Thirty years ago, companies like Sears and Eastman Kodak were part of the Dow Industrials. One of these companies is gone, the other is hanging on by a thread. It’s hard to predict what the future holds. Even some of the safest, most trustest names on the list may not be thought of the same way in the future.

In the latest report from Howard Marks, he mentions a passage from a 1997 Amazon letter to its shareholders:

We established long-term relationships with many important strategic partners, including America Online, Yahoo!, Excite, Netscape, GeoCities, AltaVista, @Home, and Prodigy.

At the time, some twenty years ago, many of these companies were tech leaders. Where are they now? Few, still exist. Several have been swallowed up by other companies.

It’s difficult to predict the future. It’s hard to find a “set it and forget” investing plan which involves buying individual stocks. Warren Buffett suggests that most of us are simply better off putting our money in a low-cost index fund. I couldn’t agree more. Sure there will be times when prices and your portfolio values will fall, but over the long haul, you will likely do just fine investing in index funds.

The wealthiest

Speaking of money advisors, one of the wealthiest men, Warren Buffett, and his close friend Bill Gates have been the two wealthiest men in America. Well, step aside you two, there’s a new sheriff in town. Amazon’s stock price has been on a tear of late (although it’s down over 0.5% as I write this) and the company’s CEO Jeff Bezos has leapfrogged Buffett and Gates and Bezos now sits atop the heap as the wealthiest man.

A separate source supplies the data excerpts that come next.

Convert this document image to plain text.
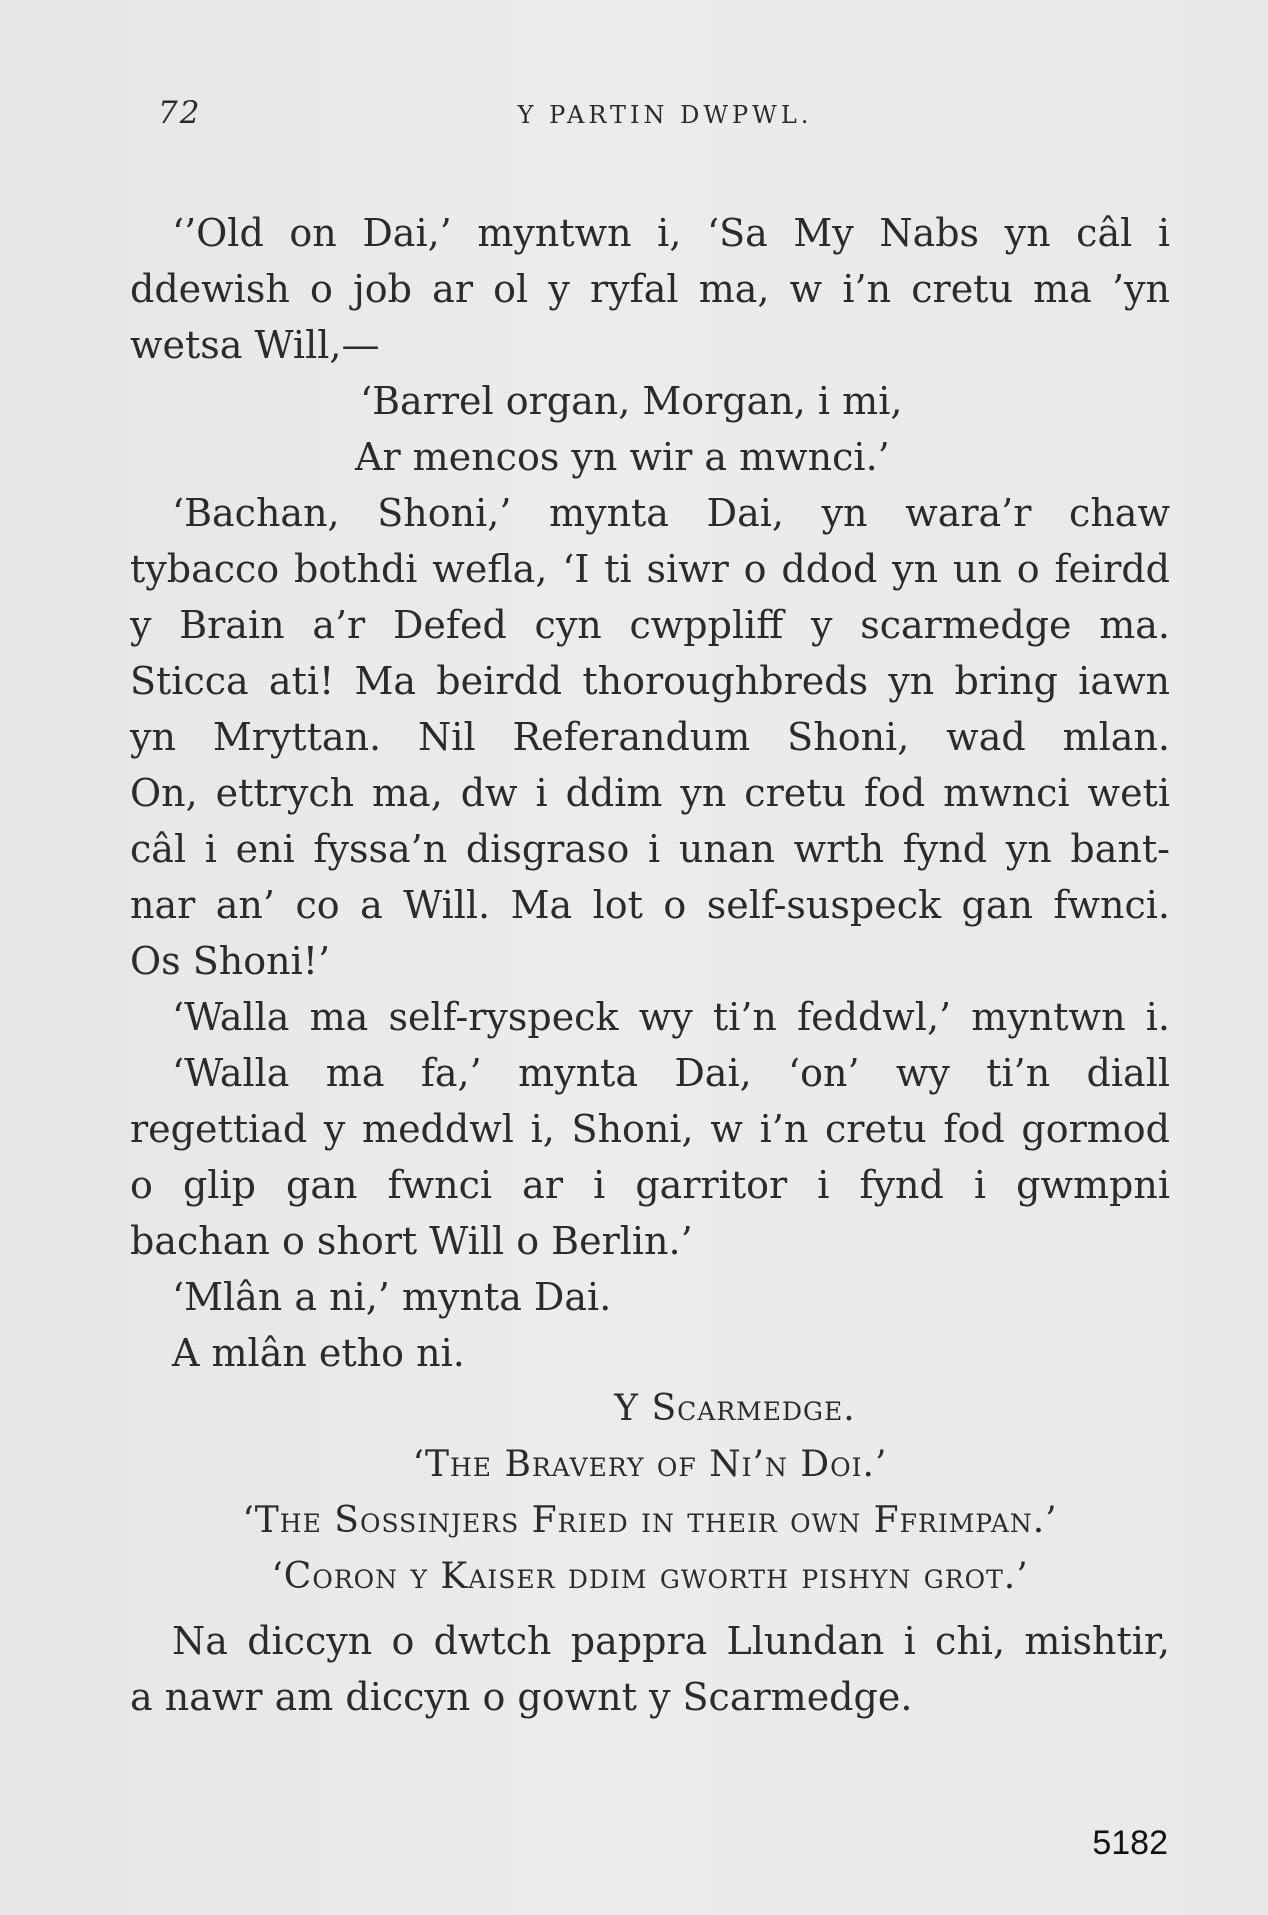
72	Y PARTIN DWPWL.
‘’Old on Dai,’ myntwn i, ‘Sa My Nabs yn câl i
ddewish o job ar ol y ryfal ma, w i’n cretu ma ’yn
wetsa Will,—
‘Barrel organ, Morgan, i mi,
Ar mencos yn wir a mwnci.’
‘Bachan, Shoni,’ mynta Dai, yn wara’r chaw
tybacco bothdi wefla, ‘I ti siwr o ddod yn un o feirdd
y Brain a’r Defed cyn cwppliff y scarmedge ma.
Sticca ati! Ma beirdd thoroughbreds yn bring iawn
yn Mryttan. Nil Referandum Shoni, wad mlan.
On, ettrych ma, dw i ddim yn cretu fod mwnci weti
câl i eni fyssa’n disgraso i unan wrth fynd yn bant-
nar an’ co a Will. Ma lot o self-suspeck gan fwnci.
Os Shoni!’
‘Walla ma self-ryspeck wy ti’n feddwl,’ myntwn i.
‘Walla ma fa,’ mynta Dai, ‘on’ wy ti’n diall
regettiad y meddwl i, Shoni, w i’n cretu fod gormod
o glip gan fwnci ar i garritor i fynd i gwmpni
bachan o short Will o Berlin.’
‘Mlân a ni,’ mynta Dai.
A mlân etho ni.
Y Scarmedge.
‘The Bravery of Ni’n Doi.’
‘The Sossinjers Fried in their own Ffrimpan.’
‘Coron y Kaiser ddim gworth pishyn grot.’
Na diccyn o dwtch pappra Llundan i chi, mishtir,
a nawr am diccyn o gownt y Scarmedge.
5182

Facebook handily beat earnings estimates and it’s now worth more than $500 billion.

Cannabis, not can of beer

While I suggest that most people are better off investing in index funds, some will choose to buy individual stocks. If you are weeding through the new offering, you might find a green-ish offering. In a highly anticipated move, High Times, the marijuana publication, has elected to go public. Business for this cannabis-based magazine must be booming. Revenue from pot sales in Colorado has now exceeded half a billion dollars since pot was legalized in the Centennial State. But as marijuana sales are lofty, beer sales are in the drink. According to CNBC, Goldman Sachs downgraded both Boston Beer Company and Constellation Brand on the data that younger consumers aren’t drinking as much alcohol as older generations, and the ones who do prefer wine and spirits.

Some folks are glass half-full sorts, others are more pessimistic. Few would think of Elon Musk as pessimistic, but when compared to Mark Zuckerberg and discussions of AI, count the Telsa head man as less-than positive on artificial intelligence.

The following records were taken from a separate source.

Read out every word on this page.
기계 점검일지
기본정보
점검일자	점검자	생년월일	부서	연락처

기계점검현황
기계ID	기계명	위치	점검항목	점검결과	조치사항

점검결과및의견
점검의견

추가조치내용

It’s summertime, and many of us take our vacations at this time of the year. Many Millenials value experiences over worldly goods. If you like to travel, here are 7 Countries Where You Can Travel on $30 a Day or Less. While I am a huge proponent of world travel, I would not suggest going into debt in order to visit other lands and learn about their cultures. Debt should be avoided at all costs. Invest as much as you can for your future. But if you have debt, what should you do: Should I pay off debt or save?


Debt, especially credit card is soaring. According to 720 Global, total government debt plus total personal debt in the United States was just over 3 trillion dollars in 1980. That broke down to $38,552 per household, and that figure represented 79 percent of median household income at the time.

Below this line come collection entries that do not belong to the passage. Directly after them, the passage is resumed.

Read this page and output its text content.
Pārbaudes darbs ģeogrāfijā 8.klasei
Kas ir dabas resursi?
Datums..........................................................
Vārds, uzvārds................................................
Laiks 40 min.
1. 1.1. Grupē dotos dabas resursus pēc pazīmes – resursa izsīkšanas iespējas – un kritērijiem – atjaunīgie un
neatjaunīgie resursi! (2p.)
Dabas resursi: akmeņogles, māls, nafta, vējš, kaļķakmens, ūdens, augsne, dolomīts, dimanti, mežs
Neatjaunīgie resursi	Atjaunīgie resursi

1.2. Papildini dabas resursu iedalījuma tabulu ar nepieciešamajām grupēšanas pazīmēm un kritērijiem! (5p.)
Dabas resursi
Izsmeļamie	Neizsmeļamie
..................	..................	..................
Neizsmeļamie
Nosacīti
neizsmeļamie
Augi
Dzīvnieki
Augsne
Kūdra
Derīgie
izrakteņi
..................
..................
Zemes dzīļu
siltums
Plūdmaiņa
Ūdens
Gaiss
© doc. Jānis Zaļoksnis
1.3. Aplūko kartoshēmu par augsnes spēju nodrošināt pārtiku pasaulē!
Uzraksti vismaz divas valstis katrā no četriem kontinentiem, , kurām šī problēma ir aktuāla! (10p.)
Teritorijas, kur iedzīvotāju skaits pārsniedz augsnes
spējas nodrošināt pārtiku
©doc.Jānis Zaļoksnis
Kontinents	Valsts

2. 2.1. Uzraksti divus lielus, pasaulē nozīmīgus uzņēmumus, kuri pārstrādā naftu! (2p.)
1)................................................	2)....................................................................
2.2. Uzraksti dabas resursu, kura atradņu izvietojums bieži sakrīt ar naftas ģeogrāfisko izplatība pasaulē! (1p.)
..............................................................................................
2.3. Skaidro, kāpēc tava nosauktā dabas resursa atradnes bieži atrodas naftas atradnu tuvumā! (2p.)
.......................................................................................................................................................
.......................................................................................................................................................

Today, total government debt plus total personal debt in the United States has blown past the 41 trillion dollar mark. When you break that down, it comes to $329,961.34 per household, and that figure represents 584 percent of median household income.

Some are trying to kick the habit cold turkey. The folks at Michigan State University Extension offer some help in how to get rid of credit card debt. If you have debt, you owe it to yourself to make eliminating your debt a top priority.